El derecho a la crítica
Por Leopoldo González
La libertad para ejercer la crítica de los actos del poder es un derecho consagrado en las leyes, al mismo tiempo que una prerrogativa del ciudadano, un atributo de las sociedades y un temple de la cultura.
La crítica es, así, una potestad racional que se ejerce de frente y con transparencia ante los actos del poder, ya sea para limitar sus excesos, frenar sus atropellos o intentar atraer al imperio de la norma y la razón lo que intenta colocarse por fuera de ambas.
El derecho a la crítica es connatural al individuo y a la sociedad, por lo que no es un salvoconducto ideológico, tampoco una graciosa canonjía de quien ejerce el gobierno ni un dudoso privilegio reservado en exclusiva al coro de los aplaudidores de oficio.
Parte de la legitimidad y la fuerza moral de la crítica radica en que su destinatario -aquel al que se dirige- está impedido para hacer la crítica de sí mismo.
Esto viene a cuento por dos razones: la primera, la piel hipersensible a la crítica que exhibe diariamente, y sin razón, el primer mandatario, quien de forma sistemática, frente a cualquier divergencia o señalamiento de los analistas que no aprueban -entre los cuales me incluyo- su forma de gobernar, suele responder con la bilis, el insulto y la denostación fundadas en la víscera caliente, en lugar de asumir el comportamiento sobrio del jefe de Estado y colocar argumentos sobre la mesa; la segunda, la diligencia con que las granjas de “bots”, pagadas con recursos de los contribuyentes, se aprestan a erigir paredones cibernéticos ´del santo oficio´ para estigmatizar y linchar a quienes hacen suya la osadía de criticar al vértice del poder.
La crítica es como el bisturí: remueve lo que encuentra, destapa impurezas, limpia las superficies afectadas y su ejercicio de saneamiento procura la restauración general de los tejidos y fenómenos sometidos a su imperio. Además, se dirige a enderezar lo torcido que hay en la realidad y a lubricar el óptimo funcionamiento del mecanismo social.
En una democracia sustentada en la ley y en instituciones, donde la vocación de Estado es por definición superior a cualquier personalismo político, el ejercicio de la crítica cumple las funciones de un detergente y un dióxido de cloro para limpiar mugre y costras y desazolvar cañerías en la vida pública, independientemente de si es del gusto o no de quien detenta el poder, pues una de las funciones de la crítica es esa: desplegar diques frente al exceso y la desmesura del poder y mantener a raya, dentro de los límites de la razón, las tendencias controladoras y omniabarcantes de quien busca trastocar un poder relativo en poder absoluto.
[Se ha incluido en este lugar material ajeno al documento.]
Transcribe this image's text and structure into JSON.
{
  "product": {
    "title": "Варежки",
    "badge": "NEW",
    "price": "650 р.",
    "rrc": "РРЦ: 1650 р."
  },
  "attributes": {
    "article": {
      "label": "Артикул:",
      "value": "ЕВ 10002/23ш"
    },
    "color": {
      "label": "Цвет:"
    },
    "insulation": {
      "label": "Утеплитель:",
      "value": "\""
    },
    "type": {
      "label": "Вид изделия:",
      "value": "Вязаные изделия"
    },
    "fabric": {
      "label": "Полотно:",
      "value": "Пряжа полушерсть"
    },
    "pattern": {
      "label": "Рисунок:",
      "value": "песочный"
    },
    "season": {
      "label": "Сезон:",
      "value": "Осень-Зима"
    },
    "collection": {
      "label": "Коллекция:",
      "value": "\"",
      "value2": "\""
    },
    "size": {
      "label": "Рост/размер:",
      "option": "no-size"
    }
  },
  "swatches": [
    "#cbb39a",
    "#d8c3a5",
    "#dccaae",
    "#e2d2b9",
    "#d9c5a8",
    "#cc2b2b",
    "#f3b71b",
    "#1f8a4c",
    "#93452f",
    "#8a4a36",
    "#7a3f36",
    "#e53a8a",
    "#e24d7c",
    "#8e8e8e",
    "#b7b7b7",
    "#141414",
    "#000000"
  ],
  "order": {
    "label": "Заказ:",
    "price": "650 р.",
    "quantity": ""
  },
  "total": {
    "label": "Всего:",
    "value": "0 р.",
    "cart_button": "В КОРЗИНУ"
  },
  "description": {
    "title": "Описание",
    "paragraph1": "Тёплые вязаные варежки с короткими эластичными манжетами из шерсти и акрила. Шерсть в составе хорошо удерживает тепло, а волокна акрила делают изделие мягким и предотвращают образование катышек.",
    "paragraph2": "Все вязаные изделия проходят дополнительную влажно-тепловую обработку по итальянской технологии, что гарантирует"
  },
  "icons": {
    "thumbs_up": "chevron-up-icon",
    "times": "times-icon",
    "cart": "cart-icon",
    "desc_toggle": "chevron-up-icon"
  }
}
Lo grandioso de Locke, Hobbes, Rousseau, Montesquiu y los demás creadores del Estado moderno, es que no diseñaron un Estado al gusto personal de nadie ni recortado a capricho para satisfacer intereses de esta o aquella tendencia ideológica, sino una estructura que nos supera a todos -incluidos, por supuesto, los personalismos políticos que lo distorsionan creyéndolo una extensión de su solar o de su finca particular.
Lo preocupante de López Obrador, aparte de creerse liberal y progresista siendo conservador, es el dogmatismo y la intolerancia con que ve a sus críticos, cuando lo cuerdo y recomendable es asumir con madurez lo que puede aportar la crítica a la buena marcha del país y sentar las bases de una genuina reconciliación nacional, sin la cual podría fracasar su gobierno y el país se iría a pique.
Seguir polarizando al país mientras se alienta una dialéctica maniquea de “buenos” y “malos”, porque no se tiene la humildad de conceder que el otro -pese a ser diferente- puede tener razón, es una apuesta presidencial suicida que podría llevar al país a un callejón sin salida y de cuyos costos nadie quedaríamos excluidos.
Que alguien le avise al primer mandatario que una nación no se gobierna con la nostalgia de una edad heroica, con profecías personales producto de un ´ego enfermo´ ni creyendo que la Historia con mayúscula sólo esperaba su ascenso para cerrar victoriosamente sus anales. Que alguien le avise que él no es Juárez, y que el siglo XIX fue hace más de 120 años.
Situarse en el ahora y gobernar de acuerdo con horarios, proyectos y visiones de hoy, es la única posibilidad de que el presidente López Obrador salve a su gobierno e ingrese a la historia de bronce por la puerta delantera. La otra alternativa es atar el destino de México -por tozudez, egoísmo, soberbia- a una época de oscuridad.
Pisapapeles
Ignacio M. Altamirano, en 1869, al pronunciar la oración fúnebre de Francisco Zarco, afirmó que en México dos colosos cerraban “el camino al adelanto: la tiranía política y el fanatismo”.